Specializes in governance, strategy, finance and M&A. Author & Experienced Outside Director. Kona Advisors LLC.
Many business owners spend their life running their own business and are never involved in a transaction. The world of buying and selling companies is foreign to them. While we frequently read about deals in the news, they can be opaque to those not involved.
We ran our family business for almost 70 years and never had a transaction. Then we had a string of seven acquisitions in five years, and a few years later sold our business. Since then, I have worked with numerous owners on their first transaction, which is typically when they sell their business and retire.
They commonly have a puzzled look on their face when they realize how much they don’t understand. Having seen this look enough times, I provide advice in two parts: what you need to know and the basics of how a transaction works.
What You Need To Know
• Establish clear goals. If you don’t have specific goals for a transaction, you are likely to get frustrated. For some the goal is to maximize net proceeds; for others preserving their legacy and staff is more important. In all cases, it is about managing risk.
• Have one quarterback. Deals are about process and managing that process. One person needs to be in charge since the timing of events and negotiating postures requires the leader to constantly see the whole field of play. This is most often the lead attorney; it just depends on who is more adept at managing people and timing.
• Get a good deal done. A good deal is not a perfect deal. Two common expressions are, “You know it is a good deal when everyone walks away just a little unhappy,” and “Is that the hill you want to die on?” You should expect to lose a few deal points. As the deal proceeds, certainty of close becomes paramount to the seller.
• Understand your position players. You will need a team approach to get the deal done. This includes legal, accounting and sometimes industry-specific consultants. Your need for representations and warranties insurance may necessitate your P&C insurance broker’s involvement.
• Consider the post-close reality. It is unlikely that you will simply walk away after the closing. If you have a rollover position, earn-out or a management contract, you will have to live through, and likely lead, the transition process. Strategic buyers will need an integration plan. Financial buyers will posture based on whether this is a platform or bolt-on investment. You may need to negotiate certain terms to address these issues.
How Transactions Work
Most transactions follow a defined sequence of events. Each transaction will proceed based on the specifics of the situation and certain exogenous factors (e.g., market shocks, political events). Each deal starts with a set calendar of events. I’ve found most transactions require six to nine months to complete, but they can also be done in 90 days, or stretch out over a few years. This outline is from the seller’s point of view and assumes they have engaged an investment banker to market their business.
1. Preparing the marketing materials: The first four to six weeks are used to prepare the documents that will be used to market the business. These include the confidential information memorandum (CIM), the teaser, a nondisclosure agreement (NDA) and the approved buyer list. This is a busy time for the seller, as they need to provide the banker with the data needed for the CIM and data room.
2. Market outreach: Once the materials are approved, the bankers contact potential buyers to inform them of the opportunity and answer their initial questions.
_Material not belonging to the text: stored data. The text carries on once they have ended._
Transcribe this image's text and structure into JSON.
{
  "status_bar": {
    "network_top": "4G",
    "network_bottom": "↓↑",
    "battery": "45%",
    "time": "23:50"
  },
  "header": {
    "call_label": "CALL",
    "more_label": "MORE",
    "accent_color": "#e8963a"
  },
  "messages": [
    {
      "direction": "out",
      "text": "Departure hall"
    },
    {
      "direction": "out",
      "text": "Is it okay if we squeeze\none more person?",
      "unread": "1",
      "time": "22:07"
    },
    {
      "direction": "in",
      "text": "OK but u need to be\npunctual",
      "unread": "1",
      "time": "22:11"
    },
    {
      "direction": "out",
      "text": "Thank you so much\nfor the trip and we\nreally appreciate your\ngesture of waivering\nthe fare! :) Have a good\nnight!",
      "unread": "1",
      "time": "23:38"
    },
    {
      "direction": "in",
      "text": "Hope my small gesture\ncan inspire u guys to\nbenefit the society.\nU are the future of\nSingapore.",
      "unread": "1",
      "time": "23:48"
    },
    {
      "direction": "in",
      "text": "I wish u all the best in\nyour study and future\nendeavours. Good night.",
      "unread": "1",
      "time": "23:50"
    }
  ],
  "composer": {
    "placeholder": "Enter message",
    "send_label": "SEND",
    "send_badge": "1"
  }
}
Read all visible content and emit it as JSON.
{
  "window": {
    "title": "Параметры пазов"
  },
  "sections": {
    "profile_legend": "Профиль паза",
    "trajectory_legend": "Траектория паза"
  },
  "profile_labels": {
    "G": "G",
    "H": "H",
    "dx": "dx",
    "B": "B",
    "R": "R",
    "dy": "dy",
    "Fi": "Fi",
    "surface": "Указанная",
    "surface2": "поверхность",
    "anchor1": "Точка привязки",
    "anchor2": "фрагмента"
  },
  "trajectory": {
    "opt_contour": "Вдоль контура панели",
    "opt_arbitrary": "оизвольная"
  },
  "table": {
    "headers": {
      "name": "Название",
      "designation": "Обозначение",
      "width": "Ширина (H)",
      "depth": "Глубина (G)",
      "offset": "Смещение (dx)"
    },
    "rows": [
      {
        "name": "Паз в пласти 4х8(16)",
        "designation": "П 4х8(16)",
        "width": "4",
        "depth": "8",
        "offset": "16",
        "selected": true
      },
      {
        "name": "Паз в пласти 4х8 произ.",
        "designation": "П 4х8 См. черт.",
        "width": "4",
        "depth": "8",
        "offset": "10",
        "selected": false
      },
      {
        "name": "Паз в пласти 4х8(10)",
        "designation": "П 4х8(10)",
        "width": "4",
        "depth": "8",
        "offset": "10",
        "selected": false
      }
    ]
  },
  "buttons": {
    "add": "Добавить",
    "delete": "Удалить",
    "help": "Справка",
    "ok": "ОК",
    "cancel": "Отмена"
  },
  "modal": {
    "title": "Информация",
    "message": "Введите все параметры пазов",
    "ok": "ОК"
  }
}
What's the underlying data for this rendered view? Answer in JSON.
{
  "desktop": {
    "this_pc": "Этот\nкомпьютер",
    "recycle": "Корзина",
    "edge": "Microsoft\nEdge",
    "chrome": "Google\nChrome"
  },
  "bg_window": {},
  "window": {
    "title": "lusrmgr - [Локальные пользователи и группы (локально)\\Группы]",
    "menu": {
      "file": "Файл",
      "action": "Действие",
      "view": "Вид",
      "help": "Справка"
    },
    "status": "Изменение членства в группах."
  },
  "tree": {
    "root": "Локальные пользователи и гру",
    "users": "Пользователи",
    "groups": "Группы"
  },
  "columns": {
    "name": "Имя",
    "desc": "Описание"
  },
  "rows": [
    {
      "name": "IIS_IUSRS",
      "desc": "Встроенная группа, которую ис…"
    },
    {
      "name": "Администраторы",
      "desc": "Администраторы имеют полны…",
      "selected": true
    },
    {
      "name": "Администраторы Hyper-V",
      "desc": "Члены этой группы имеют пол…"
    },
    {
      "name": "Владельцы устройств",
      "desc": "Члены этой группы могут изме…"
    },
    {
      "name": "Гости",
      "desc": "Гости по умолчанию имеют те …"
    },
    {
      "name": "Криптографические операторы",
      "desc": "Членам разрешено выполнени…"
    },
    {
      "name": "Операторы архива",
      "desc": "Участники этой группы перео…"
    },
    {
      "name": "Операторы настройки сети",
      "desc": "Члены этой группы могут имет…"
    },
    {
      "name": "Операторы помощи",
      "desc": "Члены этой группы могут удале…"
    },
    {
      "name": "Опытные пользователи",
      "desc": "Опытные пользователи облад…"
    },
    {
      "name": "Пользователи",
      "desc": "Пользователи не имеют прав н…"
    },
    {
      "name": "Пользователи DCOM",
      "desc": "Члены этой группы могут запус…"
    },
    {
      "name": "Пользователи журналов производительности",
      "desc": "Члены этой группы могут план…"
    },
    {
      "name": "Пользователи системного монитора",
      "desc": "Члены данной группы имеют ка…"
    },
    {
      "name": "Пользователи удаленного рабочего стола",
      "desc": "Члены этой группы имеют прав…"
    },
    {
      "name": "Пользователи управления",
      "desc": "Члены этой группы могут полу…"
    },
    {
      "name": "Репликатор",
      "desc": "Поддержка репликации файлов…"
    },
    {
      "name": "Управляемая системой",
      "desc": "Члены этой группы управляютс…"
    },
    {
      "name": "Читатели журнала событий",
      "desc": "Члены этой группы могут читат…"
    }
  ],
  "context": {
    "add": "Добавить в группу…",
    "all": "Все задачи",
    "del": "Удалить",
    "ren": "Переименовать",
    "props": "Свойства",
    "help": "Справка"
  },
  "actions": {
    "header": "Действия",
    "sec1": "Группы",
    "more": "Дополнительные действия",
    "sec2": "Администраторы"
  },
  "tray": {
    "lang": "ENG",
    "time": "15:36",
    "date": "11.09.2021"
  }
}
The seller typically uses this time to catch up on things they didn’t get done while preparing the marketing materials.
3. Indications of interest: After buyers have signed the NDA, reviewed the CIM and had several conversations with the banker, they will submit nonbinding indications of interest, or IoIs. This short letter states how they value the business (a range), structure of the deal, how they will pay for it and what they intend to do with the business. This is the first time that sellers get market feedback.
4. Management presentations: The next major hurdle is the management presentations (MP). These tend to be three- to four-hour meetings where the sellers present the company to the buyers, along with touring the facilities. The purpose of the MP is to help the buyers understand the opportunity and for management to showcase their abilities.
5. Binding letters of intent: A few weeks after the MPs, the buyers will be asked to submit final binding letters of intent (LoI). They will become the framework for the legal documents that will capture the transaction.
6. Selecting a buyer: At this point, the seller selects one buyer to transact with and agrees not to talk to any other buyers for 60 to 90 days. This does not mean the deal is guaranteed to get done, but the seller will not use the primary buyer as a stalking horse to get a better deal elsewhere.
7. Diligence and documentation: From here until the closing, it is a sprint. Financial, legal, HR, regulatory, market and operational diligence go full tilt. This part of the process can be exhausting. Selling a business is like running a marathon and then making an uphill sprint at the end.
8. Closing and transition: Once there is agreement on all the business and legal items, a closing is scheduled. While you may have worked hard for nine months to get there, a successful closing is uneventful.
During the final stages, a transition plan is constructed, including when and how the deal will be announced, staffing changes and operational details. It is important to consider the communication plan for each audience: ownership, employees, customers, suppliers and communities.
Getting a good outcome from a transaction requires you to maintain both a meta-level view and be intimate with the details at the same time.